CRE Feels Pressure From Russian Invasion of Ukraine
Russian President Vladimir Putin‘s decision to invade Ukraine sent the financial markets into a tailspin Thursday, adding new uncertainty to commercial real estate investors already confronting supply chain and inflationary pressures.
The Dow Jones Industrial Average was down sharply for much of Thursday trading before recovering slightly late in the day, with many CRE stocks and public real estate investment trusts facing pressure along the way. CBRE, which enjoyed a big 2021, was down 2.35 percent in late afternoon trading while Host Hotels and Resorts, the largest hotel REIT, was down 0.74 percent.
REITs enjoyed a big 2021 with a 41.3 percent year-over-year increase before falling hard in January due largely to concerns about the Federal Reserve indicating plans for three interest rate hikes.

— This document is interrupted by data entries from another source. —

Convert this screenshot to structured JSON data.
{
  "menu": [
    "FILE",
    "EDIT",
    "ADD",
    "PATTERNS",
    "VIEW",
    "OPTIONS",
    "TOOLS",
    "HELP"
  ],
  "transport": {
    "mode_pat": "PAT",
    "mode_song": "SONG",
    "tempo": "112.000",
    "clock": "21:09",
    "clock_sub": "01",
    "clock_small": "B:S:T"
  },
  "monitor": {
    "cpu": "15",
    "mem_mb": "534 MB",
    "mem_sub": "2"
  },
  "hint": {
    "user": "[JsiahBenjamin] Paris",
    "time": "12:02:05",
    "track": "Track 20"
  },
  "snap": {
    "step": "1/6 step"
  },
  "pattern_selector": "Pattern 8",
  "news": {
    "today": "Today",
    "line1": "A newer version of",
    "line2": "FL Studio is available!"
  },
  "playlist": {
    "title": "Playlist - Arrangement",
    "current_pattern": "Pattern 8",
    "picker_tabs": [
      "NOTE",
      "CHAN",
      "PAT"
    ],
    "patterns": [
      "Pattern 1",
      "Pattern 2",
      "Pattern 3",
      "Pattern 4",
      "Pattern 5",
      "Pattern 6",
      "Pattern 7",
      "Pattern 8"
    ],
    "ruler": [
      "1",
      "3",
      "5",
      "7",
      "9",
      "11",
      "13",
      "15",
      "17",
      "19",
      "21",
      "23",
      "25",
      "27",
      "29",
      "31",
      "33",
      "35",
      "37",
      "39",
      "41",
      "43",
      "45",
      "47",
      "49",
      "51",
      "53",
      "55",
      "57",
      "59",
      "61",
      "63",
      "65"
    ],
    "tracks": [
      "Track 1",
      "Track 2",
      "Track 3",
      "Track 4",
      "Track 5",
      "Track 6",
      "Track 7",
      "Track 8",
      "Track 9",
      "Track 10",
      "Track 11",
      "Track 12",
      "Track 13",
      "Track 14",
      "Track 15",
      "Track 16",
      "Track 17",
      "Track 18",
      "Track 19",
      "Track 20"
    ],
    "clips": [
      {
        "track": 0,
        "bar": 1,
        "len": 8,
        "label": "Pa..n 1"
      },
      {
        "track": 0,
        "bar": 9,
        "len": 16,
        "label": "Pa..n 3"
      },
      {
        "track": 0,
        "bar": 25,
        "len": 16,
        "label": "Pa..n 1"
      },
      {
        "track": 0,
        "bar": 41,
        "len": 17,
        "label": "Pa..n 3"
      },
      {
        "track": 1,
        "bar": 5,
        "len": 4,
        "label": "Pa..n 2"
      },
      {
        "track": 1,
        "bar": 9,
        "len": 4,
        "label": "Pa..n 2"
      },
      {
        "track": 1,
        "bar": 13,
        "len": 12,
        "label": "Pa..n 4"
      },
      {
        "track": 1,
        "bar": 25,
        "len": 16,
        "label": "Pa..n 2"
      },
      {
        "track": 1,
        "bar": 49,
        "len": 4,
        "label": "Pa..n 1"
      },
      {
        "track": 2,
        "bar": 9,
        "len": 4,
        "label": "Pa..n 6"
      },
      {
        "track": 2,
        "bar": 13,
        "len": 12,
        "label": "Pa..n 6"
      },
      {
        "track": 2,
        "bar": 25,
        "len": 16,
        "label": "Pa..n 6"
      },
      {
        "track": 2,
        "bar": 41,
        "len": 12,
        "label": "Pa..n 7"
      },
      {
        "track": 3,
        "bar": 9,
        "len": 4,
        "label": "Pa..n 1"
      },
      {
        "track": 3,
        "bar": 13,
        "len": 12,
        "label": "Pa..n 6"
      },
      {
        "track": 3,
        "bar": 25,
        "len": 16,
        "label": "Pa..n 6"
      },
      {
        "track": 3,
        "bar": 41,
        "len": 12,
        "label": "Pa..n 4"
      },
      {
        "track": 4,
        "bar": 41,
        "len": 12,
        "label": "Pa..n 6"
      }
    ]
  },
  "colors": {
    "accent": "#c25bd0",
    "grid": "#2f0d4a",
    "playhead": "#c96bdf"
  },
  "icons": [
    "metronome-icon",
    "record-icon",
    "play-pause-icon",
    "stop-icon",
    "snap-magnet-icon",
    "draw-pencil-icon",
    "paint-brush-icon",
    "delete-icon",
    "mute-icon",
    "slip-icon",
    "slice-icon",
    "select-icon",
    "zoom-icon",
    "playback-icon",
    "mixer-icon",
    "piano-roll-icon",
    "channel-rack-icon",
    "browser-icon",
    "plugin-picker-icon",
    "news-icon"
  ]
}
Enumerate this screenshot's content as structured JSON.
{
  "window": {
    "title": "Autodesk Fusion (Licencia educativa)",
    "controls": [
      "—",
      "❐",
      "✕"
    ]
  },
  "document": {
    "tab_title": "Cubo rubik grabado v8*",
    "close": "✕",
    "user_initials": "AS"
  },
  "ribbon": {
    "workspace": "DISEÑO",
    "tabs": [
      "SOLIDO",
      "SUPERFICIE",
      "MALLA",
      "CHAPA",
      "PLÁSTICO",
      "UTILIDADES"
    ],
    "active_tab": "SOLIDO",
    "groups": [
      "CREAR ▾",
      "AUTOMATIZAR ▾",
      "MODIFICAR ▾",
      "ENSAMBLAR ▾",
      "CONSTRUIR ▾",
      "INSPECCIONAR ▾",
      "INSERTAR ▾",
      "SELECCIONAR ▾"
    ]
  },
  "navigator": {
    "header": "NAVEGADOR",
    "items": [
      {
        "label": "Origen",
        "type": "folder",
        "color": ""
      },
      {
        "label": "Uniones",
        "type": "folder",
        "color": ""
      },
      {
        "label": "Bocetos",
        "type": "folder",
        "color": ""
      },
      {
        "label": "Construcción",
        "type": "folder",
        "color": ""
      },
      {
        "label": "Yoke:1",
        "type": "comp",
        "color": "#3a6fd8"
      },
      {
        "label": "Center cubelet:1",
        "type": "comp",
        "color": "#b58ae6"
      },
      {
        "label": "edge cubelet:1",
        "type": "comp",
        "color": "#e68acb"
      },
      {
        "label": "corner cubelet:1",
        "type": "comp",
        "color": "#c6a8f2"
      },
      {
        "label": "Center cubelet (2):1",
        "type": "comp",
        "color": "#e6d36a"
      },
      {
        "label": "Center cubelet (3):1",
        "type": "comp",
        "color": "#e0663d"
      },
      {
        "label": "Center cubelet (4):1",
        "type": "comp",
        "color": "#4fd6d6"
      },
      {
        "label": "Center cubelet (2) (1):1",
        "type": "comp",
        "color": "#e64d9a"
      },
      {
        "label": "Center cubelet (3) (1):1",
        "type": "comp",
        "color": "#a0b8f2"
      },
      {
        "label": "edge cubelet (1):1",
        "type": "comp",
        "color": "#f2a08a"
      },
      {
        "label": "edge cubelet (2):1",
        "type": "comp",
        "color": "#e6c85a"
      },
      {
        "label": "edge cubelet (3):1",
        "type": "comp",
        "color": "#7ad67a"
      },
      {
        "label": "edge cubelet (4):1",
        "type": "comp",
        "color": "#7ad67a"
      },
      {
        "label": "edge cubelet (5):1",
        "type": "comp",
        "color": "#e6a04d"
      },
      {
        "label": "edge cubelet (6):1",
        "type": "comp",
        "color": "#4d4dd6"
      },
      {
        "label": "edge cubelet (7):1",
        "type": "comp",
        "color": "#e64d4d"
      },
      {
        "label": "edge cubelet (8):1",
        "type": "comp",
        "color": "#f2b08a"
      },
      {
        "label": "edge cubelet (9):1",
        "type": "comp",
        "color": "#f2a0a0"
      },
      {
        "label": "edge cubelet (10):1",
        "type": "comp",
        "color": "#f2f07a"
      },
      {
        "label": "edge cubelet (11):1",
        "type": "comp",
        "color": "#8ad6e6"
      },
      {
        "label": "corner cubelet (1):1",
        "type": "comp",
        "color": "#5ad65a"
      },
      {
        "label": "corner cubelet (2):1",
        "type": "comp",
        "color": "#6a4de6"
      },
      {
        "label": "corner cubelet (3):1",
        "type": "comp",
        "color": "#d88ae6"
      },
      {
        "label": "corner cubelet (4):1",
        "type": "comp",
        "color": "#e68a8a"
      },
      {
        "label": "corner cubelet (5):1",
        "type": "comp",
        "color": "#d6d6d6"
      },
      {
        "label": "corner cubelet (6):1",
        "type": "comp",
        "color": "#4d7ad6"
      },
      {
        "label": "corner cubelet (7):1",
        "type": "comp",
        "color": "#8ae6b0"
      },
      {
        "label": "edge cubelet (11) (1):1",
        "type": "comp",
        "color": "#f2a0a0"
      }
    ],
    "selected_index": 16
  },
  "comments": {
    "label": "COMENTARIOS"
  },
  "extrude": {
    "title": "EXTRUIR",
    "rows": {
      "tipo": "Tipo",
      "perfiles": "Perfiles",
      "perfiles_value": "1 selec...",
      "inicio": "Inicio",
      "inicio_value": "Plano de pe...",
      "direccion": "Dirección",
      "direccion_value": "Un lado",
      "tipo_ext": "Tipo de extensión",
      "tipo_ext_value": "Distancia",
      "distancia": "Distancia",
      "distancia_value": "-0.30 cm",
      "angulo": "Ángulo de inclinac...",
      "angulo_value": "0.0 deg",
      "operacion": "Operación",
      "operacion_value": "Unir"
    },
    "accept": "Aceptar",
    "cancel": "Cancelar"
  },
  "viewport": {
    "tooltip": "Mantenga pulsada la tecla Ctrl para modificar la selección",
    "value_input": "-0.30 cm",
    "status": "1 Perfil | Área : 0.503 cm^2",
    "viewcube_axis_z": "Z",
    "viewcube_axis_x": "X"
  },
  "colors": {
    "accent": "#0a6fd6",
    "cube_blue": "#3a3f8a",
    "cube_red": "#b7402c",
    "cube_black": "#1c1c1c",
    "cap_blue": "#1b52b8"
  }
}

Jonathan Morris, founder of the REIT Academy and a former executive at three REITs, said that the struggles in January could mean the sector won’t take a major hit from the escalating tensions in Eastern Europe. He noted that about 70 percent of REITs are owned by institutional investors, who often will take a longer-term view than individuals.
“I think there is a good chance that the air has been let out of the tire in the last month and a half and I think investors are going to see this as a big buying opportunity,” said Morris, a former director of acquisitions at Boston Properties and Charles E. Smith Residential Realty, before it merged with Archstone Communities. “If this was like December 2020 and this happened when everything was flying high, everything would go down 25 percent, but it’s already done that.”
Morris said that while the crisis between Russia and Ukraine will likely add to already challenging supply chain conditions, the bigger concern for commercial real estate will be the impact on pricing. He stressed, however, that most companies pre-order supplies long in advance so rising prices resulting from inflation may be muted.
The Fed’s interest rate moves will have a far bigger impact on CRE and Morris said the sector would get a boost if the Fed would give indications that it was considering scaling back the rate hike this year to avoid further economic damage. Public-owned REITs only use about 30 percent leverage while private REITs utilize around twice that amount, according to Morris.
Existing supply chain challenges were further fueled by Putin’s attacks on Ukraine with crude oil prices piercing the $100-a-barrel level for the first time since 2014 this week. Russia is one of the three major oil producers, along with Saudi Arabia and the U.S., which have both resisted calls to boost production amid rising prices during the past year.
Peter McNally, vice president global sector lead for industrial materials and energy at Third Bridge, noted in a Thursday morning commentary that the economic effects of rising gas prices are uncertain since air travel recovery has been “uneven” with volume still well off pre-pandemic levels.
“With inventories low, volumes are needed in uncertain times whether they be from Russia or any other suppliers,” McNally wrote. “What is less certain going forward is demand.”
Mark Russo, director and head of industrial research at Savills, said prior to the escalation in the Russia-Ukraine conflict, freight costs had already risen “exponentially” in the past year, and are getting passed onto consumers contributing to the highest inflation in 40 years. He noted that freight inflation is a headwind for the industrial property sector given that transportation can make up 50 percent of total costs for occupiers.
“In terms of implications for warehouse site selection, rising shipping costs are making proximity even more critical,” Russo said. “Not unlike the pandemic, geopolitical events can expose serious vulnerabilities in the supply chain and the just-in-time approach to inventory management.”